Ценителям искусства было известно, что Репин, несмотря на свой грандиозный талант, периодически выдавал более чем сомнительные работы. Когда в годы войны художник приглашал знакомых посмотреть новые картины, то его друзья соглашались прийти с некоторым чувством тревоги, опасаясь увидеть безвкусицу и не зная, как на нее реагировать. При этом Репин был достаточно самокритичным и признавал собственные неудачи. Чуковский записал в дневнике в апреле 1917 г.: «Илья Еф(имович) повел меня показывать свои картины. Много безвкусицы и дряблого, но не так плохо, как я ожидал. Он сам стыдился своей „Сестры, ведущей солдат в атаку“, и говорит: — Приезжал ко мне один покупатель, да я его сам отговорил. Говорю ему: дрянь картина, не стоит покупать»[1585]
.Отсутствие художественно значимых работ на актуальные темы заставляло организаторов выставок экспонировать старые полотна, которые перекликались с современностью. Так, в марте 1916 г. зрители проявили интерес к малоизвестной в то время картине И. Е. Репина «Проводы новобранца», написанной в 1879 г. и находившейся во дворце великой княгини Марии Павловны. Картина демонстрировалась на выставке произведений искусства в пользу инвалидов-поляков[1586]

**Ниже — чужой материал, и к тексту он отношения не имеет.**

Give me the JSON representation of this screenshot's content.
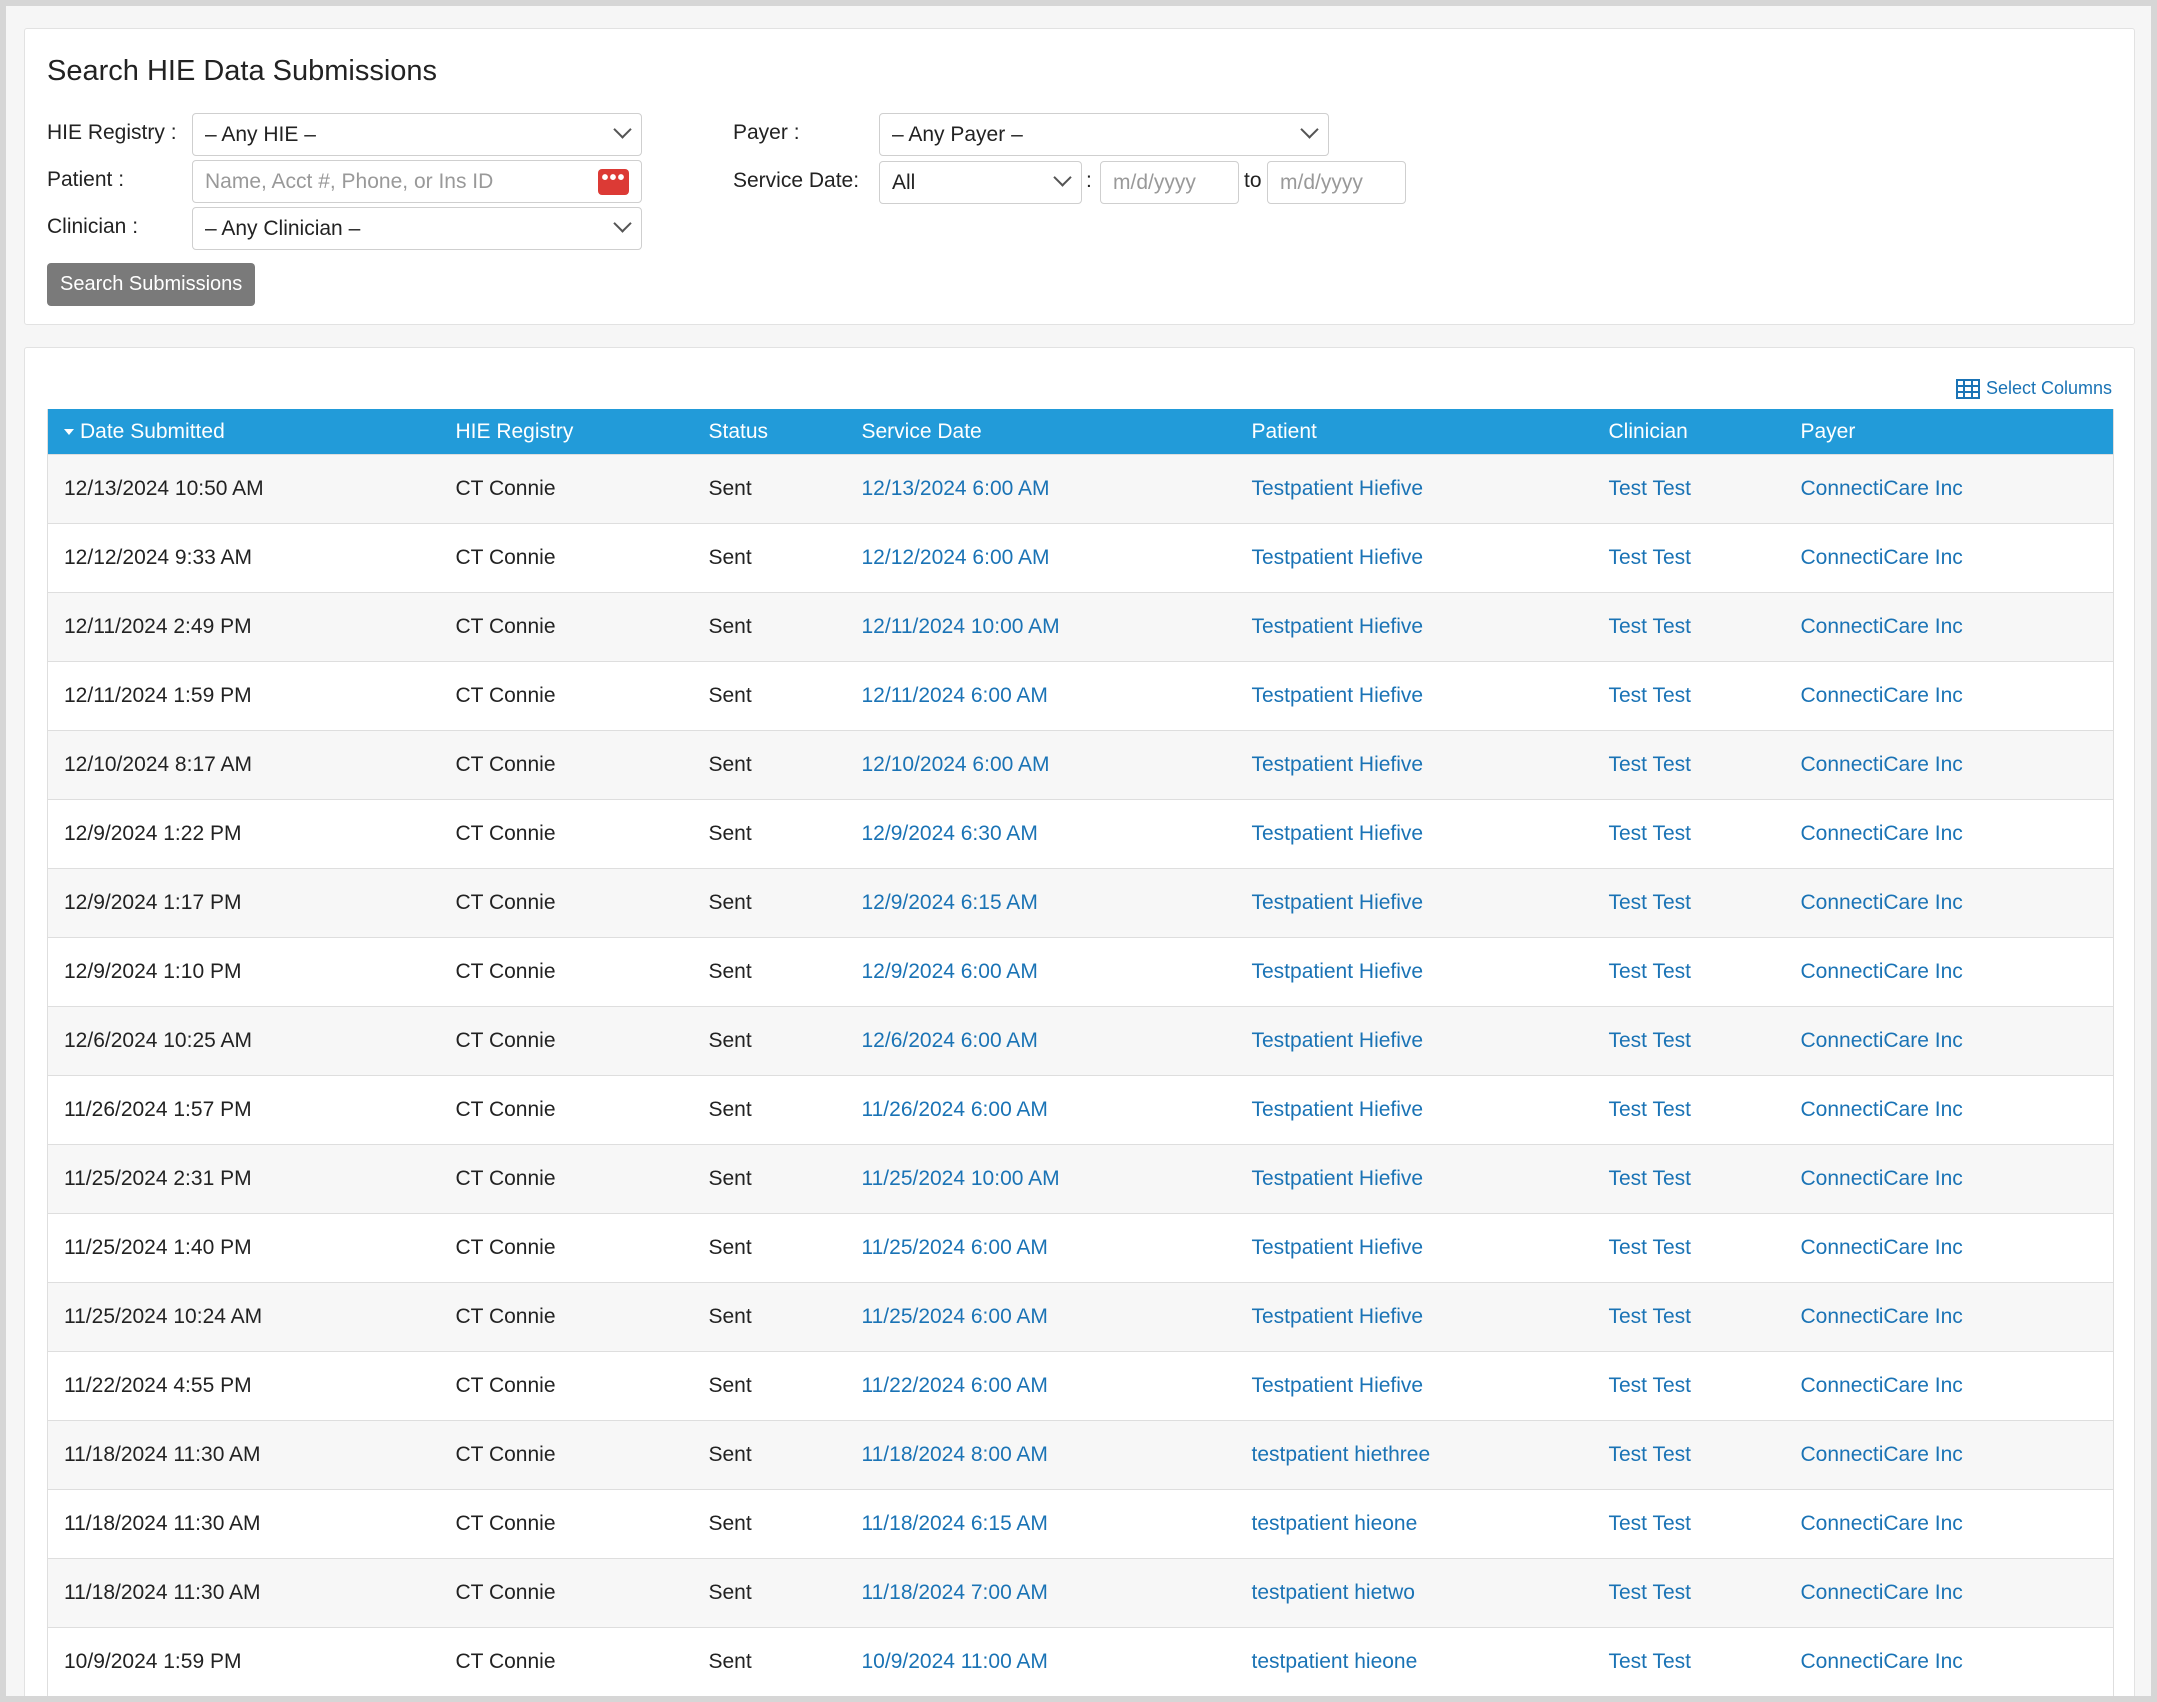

. Главным отличием произведения 1879 г. от репинских работ 1914–1917 гг. было отсутствие патриотического пафоса, художник запечатлел сцену расставания новобранца с семьей, и хотя рекрутские наборы в то время были уже пять лет как заменены всеобщей воинской повинностью, картина запечатлела сцену «маленькой трагедии» отдельно взятой семьи. В 1916 г., когда от патриотического пафоса уже практически не осталось никакого следа, обращение к гуманистическим аспектам войны казалось особенно важным, поэтому работа в эмоциональном отношении соответствовала настроениям современников периода Великой войны.Вероятно, ощущения художественной интеллигенции состояния мира искусства отразил новый титульный лист журнала «Аполлон» 1916 г. с изображением руин заросшего травой храма, рисунок которого выполнил Е. Нарбут (ил. 27). Показательно, что между критиками «Аполлона» и А. Н. Бенуа в 1916 г. начинается полемика. Сотрудники журнала обвиняют «Мир искусства» в консервации и академичности, в том, что объединение перестало развиваться. Бенуа отвечал «Аполлону» тем же, считая, что тот давно превратился в музей. Впрочем, сам Бенуа признавал общий упадок и на его фоне не высоко оценивал выставки «Мира искусства»: «Днем на выставке „Мира Искусства“. Общее впечатление, скорее, безотрадное, хотя и имеется несколько приятных вещей… А вообще разумеется ощущение упадка, но то не наше общество клонит к упадку, а вообще все падает!»[1587]
Ил. 27. Г. И. Нарбут. Титульный лист // Аполлон. 1916. № 1
С другой стороны, когда на выставке «Мира искусства» появлялись авангардные произведения, объединение художников обвиняли в «никчемном манерничаньи». «Искания Натана Альтмана к утверждению кубических начал в круглых формах разрешились размалеванной бездарностью», — писал обозреватель «Огонька» об одном из лучших произведений художника — «Портрете Анны Ахматовой»[1588]
. Показательно, что, рассуждая об отсутствии нового направления в русской живописи, а также ведя хронику художественной жизни столиц, «Аполлон» пропустил выставку супрематистов «0,10» (она вскользь была упомянута лишь в критической статье Радлова о футуризме в январе 1917 г.), тем самым подтверждая вердикт «мирискусника». Впрочем, всерьез к супрематизму тогда относились только самые передовые ценители. Бенуа в этом отношении был не многим прогрессивнее. Только в 1915 г. он стал принимать новые художественные направления, которые громил в своих предшествовавших работах, за что удостаивался насмешек со стороны Д. Бурлюка.